Having now established that there is a tradeoff between multi-plant coordination efficiencies and reduced competition from multi-plant coordination, future research could quantify the impacts on price spreads. Relatedly, researchers could estimate the price spread impacts of beef packing plant shutdowns executed with multi-plant coordination in mind. Previous studies examining multi-plant coordination had access to proprietary data from beef packers. Crespi and Sexton (2004) and Morrison Paul (2000) had access to transaction level Grain Inspection, Packers, and Stockyards Administration (GIPSA) data from the Texas Panhandle, and Koontz and Lawrence (2010) utilize packer accounting data. Though having access to plant-level or even firm-level data would be most informative. If only aggregated data can be used because of confidentiality restrictions, regional data should be studied and disaggregated impacts the focus since national data can mask region-specific price spread effects.
Future research could also incorporate the framework developed in Pudenz and Schulz (2023) to simulate how multi-plant coordinators may react to legislation mandating certain levels of negotiated trade in fed cattle. Simulations could be performed according to alternative levels, such as 50% negotiated trade or other mandatory minimum thresholds of negotiated trade (e.g., the Cattle Price Discovery and Transparency Act of 2023). These simulations could also accommodate geographic considerations including national, regional, firm, and plant-level implementation. The ability to multi-plant coordinate would allow beef packers to adjust differently to proposed policies, so it is important to consider intentional and unintentional consequences of proposals for change that could have long-term implications for the cattle and beef industry.

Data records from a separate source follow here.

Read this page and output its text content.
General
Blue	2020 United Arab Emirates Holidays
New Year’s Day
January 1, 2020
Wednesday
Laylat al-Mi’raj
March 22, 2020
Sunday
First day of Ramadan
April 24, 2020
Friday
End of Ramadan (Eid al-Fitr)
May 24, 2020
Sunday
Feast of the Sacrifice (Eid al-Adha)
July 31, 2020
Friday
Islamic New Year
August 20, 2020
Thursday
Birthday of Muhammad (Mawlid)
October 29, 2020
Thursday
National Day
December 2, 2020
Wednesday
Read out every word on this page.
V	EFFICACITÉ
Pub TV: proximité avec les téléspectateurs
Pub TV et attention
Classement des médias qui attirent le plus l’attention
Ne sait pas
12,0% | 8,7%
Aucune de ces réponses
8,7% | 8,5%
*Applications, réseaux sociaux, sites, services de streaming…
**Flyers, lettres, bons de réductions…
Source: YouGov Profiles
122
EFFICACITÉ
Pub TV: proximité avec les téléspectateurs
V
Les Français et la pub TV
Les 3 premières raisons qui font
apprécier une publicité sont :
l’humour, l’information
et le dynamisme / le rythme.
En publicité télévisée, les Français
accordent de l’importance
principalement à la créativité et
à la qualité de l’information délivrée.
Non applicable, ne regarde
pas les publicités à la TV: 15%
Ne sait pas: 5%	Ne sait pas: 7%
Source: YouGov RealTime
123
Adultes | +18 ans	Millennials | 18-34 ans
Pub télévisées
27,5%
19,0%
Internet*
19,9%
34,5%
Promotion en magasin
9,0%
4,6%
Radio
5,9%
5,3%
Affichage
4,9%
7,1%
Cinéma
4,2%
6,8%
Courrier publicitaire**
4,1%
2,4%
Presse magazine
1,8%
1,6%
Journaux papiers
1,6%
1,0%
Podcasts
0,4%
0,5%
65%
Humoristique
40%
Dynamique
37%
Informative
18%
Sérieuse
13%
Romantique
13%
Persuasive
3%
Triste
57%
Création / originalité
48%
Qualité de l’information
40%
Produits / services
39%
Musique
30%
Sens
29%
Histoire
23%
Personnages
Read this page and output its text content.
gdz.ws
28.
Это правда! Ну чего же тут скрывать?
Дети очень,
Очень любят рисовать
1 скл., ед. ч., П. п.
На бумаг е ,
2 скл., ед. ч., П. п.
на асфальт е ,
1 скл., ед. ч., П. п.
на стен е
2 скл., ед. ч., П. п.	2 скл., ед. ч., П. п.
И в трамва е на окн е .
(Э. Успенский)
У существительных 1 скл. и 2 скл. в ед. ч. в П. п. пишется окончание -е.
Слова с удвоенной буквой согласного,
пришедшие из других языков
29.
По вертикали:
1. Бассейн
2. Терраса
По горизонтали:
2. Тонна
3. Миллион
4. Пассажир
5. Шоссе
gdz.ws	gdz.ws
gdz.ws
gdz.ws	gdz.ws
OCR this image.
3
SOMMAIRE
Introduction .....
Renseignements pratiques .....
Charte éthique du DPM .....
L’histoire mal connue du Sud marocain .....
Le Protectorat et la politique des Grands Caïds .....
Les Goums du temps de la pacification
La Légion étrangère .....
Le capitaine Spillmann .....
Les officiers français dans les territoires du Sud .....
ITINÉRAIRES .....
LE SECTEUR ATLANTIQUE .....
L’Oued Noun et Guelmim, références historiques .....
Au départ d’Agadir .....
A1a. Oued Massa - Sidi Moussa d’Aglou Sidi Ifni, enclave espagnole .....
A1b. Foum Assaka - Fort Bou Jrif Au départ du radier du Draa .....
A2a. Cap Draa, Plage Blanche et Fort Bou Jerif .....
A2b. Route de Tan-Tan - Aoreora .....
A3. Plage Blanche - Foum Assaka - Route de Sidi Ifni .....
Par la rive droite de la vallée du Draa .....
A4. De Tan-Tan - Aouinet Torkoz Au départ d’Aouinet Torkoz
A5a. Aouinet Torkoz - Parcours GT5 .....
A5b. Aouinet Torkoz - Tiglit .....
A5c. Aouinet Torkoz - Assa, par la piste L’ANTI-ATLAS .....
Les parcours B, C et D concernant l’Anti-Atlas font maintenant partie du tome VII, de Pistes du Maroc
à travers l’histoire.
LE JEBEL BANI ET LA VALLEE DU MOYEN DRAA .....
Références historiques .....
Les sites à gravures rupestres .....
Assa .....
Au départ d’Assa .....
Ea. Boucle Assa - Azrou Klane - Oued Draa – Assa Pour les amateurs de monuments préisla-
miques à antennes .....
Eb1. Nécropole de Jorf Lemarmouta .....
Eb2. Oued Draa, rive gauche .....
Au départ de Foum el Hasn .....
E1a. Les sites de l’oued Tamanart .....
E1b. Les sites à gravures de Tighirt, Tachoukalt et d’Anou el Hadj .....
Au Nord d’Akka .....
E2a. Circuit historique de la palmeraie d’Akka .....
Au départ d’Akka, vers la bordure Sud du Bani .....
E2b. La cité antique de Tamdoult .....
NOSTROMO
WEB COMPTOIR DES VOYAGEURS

Wholesale-to-retail beef price spreads have also notably increased. Our study focuses on farm-to-wholesale beef price spreads, but it is also possible that wholesale-to-retail beef price spreads have widened due to more effective coordination of procurement, distribution, and marketing activities by beef retailers among their various stores. Future analyses of the wholesale-to-retail beef price spread would allow for a more complete picture of the impacts of modern business practices on the entire beef supply chain.
1 Price spreads between the wholesale and farm level are imprecise reflections of marketing costs at any given moment as market leverage ebbs and flows over time. Over a long-run horizon, however, price spread data should, if accurately codified, reflect marketing costs plus economic profits (Schroeder et al. 2019).